$A$ bucket filled with water is revolved in a vertical circle of radius $4 \ m$ and the water just does not fall down. The time period of revolution will be ........ $s$.

$A$ simple pendulum consisting of a light inextensible string of length $\ell$ attached to a heavy small bob of mass $m$ is at rest. The bob is imparted a horizontal impulsive force which gives it a speed of $u = \sqrt{4 g \ell}$. The speed of the bob at its highest point is ($g$ is the acceleration due to gravity).

In the given figure,for an initial velocity $u = u_0/3$,find the height from the ground at which the block leaves the hemisphere,where $u_0 = \sqrt{gr}$.

$A$ body of mass $m$ hangs at one end of a string of length $l$,the other end of which is fixed.

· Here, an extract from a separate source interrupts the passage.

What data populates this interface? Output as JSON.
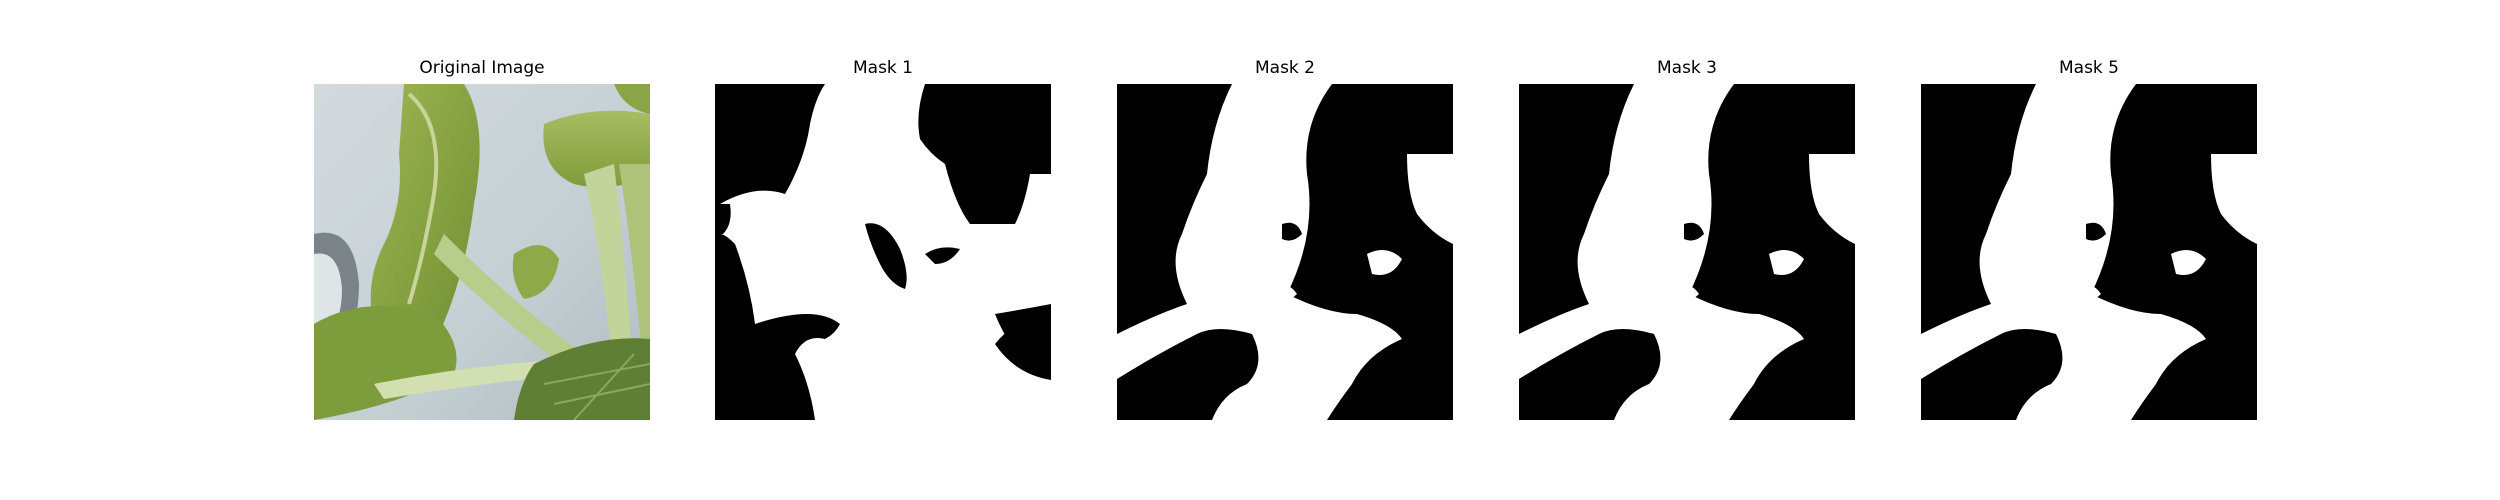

It is given a horizontal velocity such that the string just reaches a position where it makes an angle of $60^{\circ}$ with the vertical. The tension in the string at the mean position is:

$A$ rod of length $L$ is hung from one of its ends,and a mass $m$ is attached to its free end. What tangential velocity must be imparted to $m$ so that it reaches the top of the vertical circle? ($g$ = acceleration due to gravity)

The bob of a simple pendulum is of mass $10 \, g$. It is suspended with a thread of $1 \, m$. If we hold the bob so as to stretch the string horizontally and release it,what will be the tension at the lowest position? (Take $g = 10 \, m/s^2$)